Australian Prime Minister John Howard said in a statement made after the report came out "I am quite astonished. I can understand how people who are still grieving, both in Indonesia and Australia, might feel."

The Opposition Leader, Kevin Rudd, has said he has telephoned secretary-general of Indonesia's foreign affairs department and former ambassador to Australia Imron Cotan, telling him that he wanted those responsible "prosecuted to the absolute full". "This is a serious matter, many Australians visit Indonesia, Garuda is an often used airline and there is a basic national interest at stake here as well," he said.

A Garuda 737, comparable to the one involved in the disaster.
Image: Terence Ong.

It is, however, stipulated in the Convention on International Civil Aviation that accident reports and related material, specifically transcripts of interviews, communications with crew and cockpit voice recorder and flight data recorder (collectively known as black boxes) readouts, must not be used for any purpose other than determining the cause of an accident or incident. The only possible exception to this is where potential benefit would outweigh the "adverse domestic and international impact" on the investigation in question or any other either in progress or in the future. This legislation is in place to provide protection to witnesses on the basis that without it they may be less likely to cooperate with investigational procedures.

Downer's response to this law was to comment that "I think our first priority is to make sure those who are responsible - who survived the accident - are brought to justice." Aridono Sukman, the police member in charge of the criminal investigation, has said that the contents of the black box are vital evidence. Officials have commented that some relatives have expressed their frustration over the legal challenges involved in the prosecution effort.

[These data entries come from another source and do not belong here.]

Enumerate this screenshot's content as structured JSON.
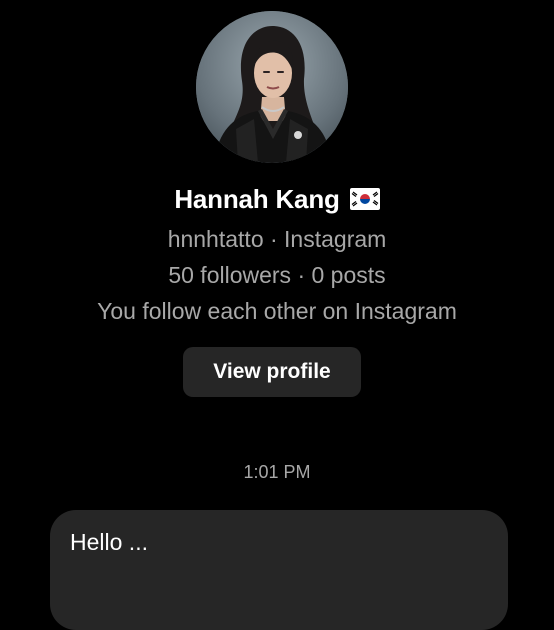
{
  "profile": {
    "avatar_icon": "avatar-photo",
    "name": "Hannah Kang",
    "flag_icon": "south-korea-flag-icon",
    "username_line": "hnnhtatto · Instagram",
    "stats_line": "50 followers · 0 posts",
    "relationship_line": "You follow each other on Instagram",
    "view_profile_label": "View profile"
  },
  "conversation": {
    "timestamp": "1:01 PM",
    "messages": [
      {
        "text": "Hello ...",
        "direction": "incoming"
      }
    ]
  },
  "colors": {
    "background": "#000000",
    "secondary_text": "#a8a8a8",
    "surface": "#262626",
    "primary_text": "#ffffff"
  }
}
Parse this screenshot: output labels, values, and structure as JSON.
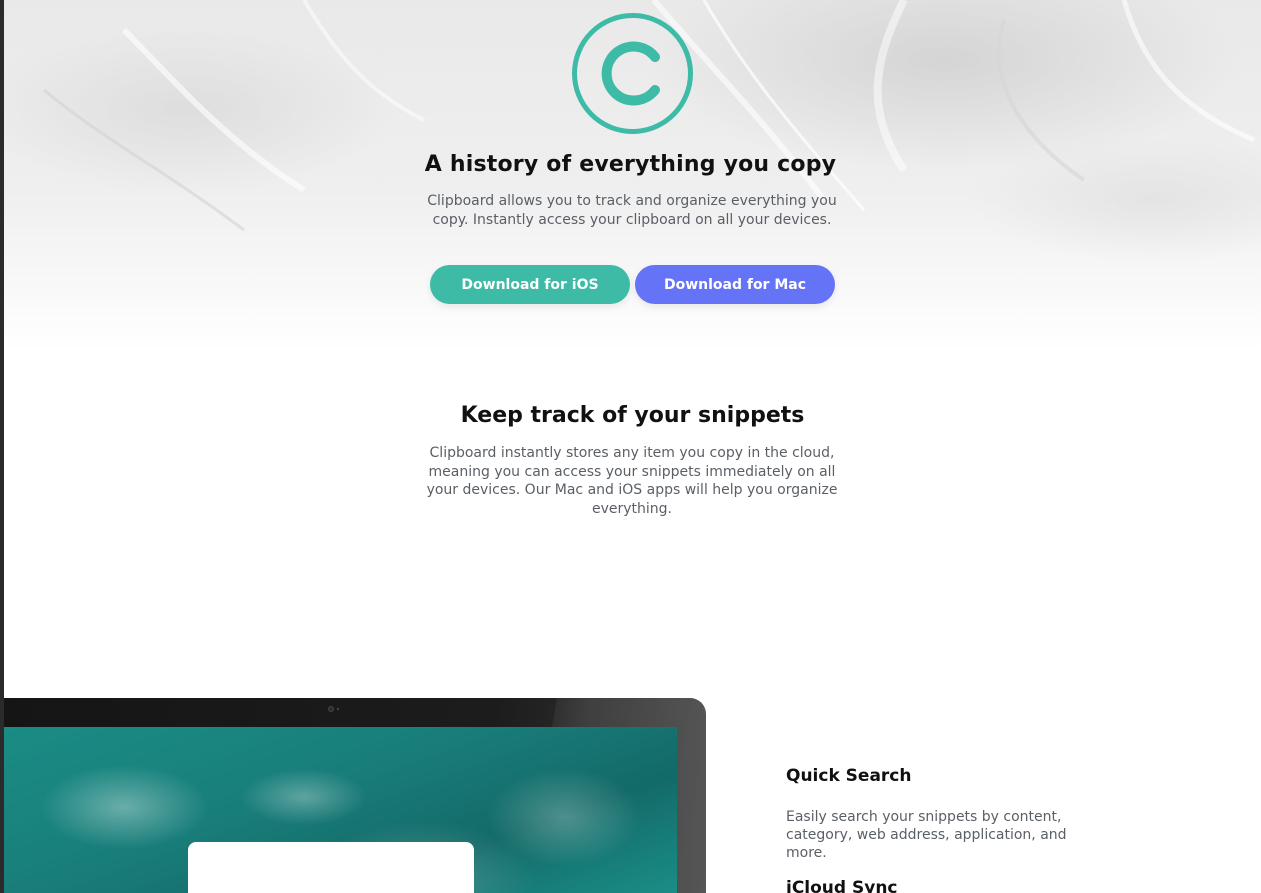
{
  "hero": {
    "title": "A history of everything you copy",
    "subtitle": "Clipboard allows you to track and organize everything you copy. Instantly access your clipboard on all your devices.",
    "buttons": {
      "ios_label": "Download for iOS",
      "mac_label": "Download for Mac"
    },
    "logo_icon": "clipboard-c-logo-icon"
  },
  "snippets": {
    "title": "Keep track of your snippets",
    "text": "Clipboard instantly stores any item you copy in the cloud, meaning you can access your snippets immediately on all your devices. Our Mac and iOS apps will help you organize everything."
  },
  "features": [
    {
      "title": "Quick Search",
      "text": "Easily search your snippets by content, category, web address, application, and more."
    },
    {
      "title": "iCloud Sync",
      "text": ""
    }
  ],
  "colors": {
    "accent_teal": "#3dbba6",
    "accent_blue": "#6573f7",
    "heading": "#111111",
    "body_text": "#5a5f66"
  }
}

Tatang Kurniadi, chairman of the Indonesian National Transportation Safety Committee, has already confirmed that investigators cannot speak to the police, with the only permitted testimony under the legislation being to testify at a court hearing. He also pointed out that the document does not actually appoint any blame. "The investigation determined the flight crews' compliance with procedures was not at the level to ensure the safe operation of the aircraft. That's enough," he said. However, Sisno Adiwinoto, a police spokesperson, told reporters the police would attempt to summon the investigators to court as expert witnesses on aviation, rather than as the actual investigators involved with the disaster.

Another fact that has become apparent is that the runway at Adisucipto International will not be lengthened to meet international standards despite assurances that work would begin shortly. The airport claims it cannot build the mandatory 90-metre runway end safety area because, says a small-print comment by the state-owned airport operator, the airport does not have the land." It has, however, promised to bring other airports under its jurisdiction up to standard, with work initialising next year. The company has also stated that a study of engineering methods providing alternative solutions could be completed by June.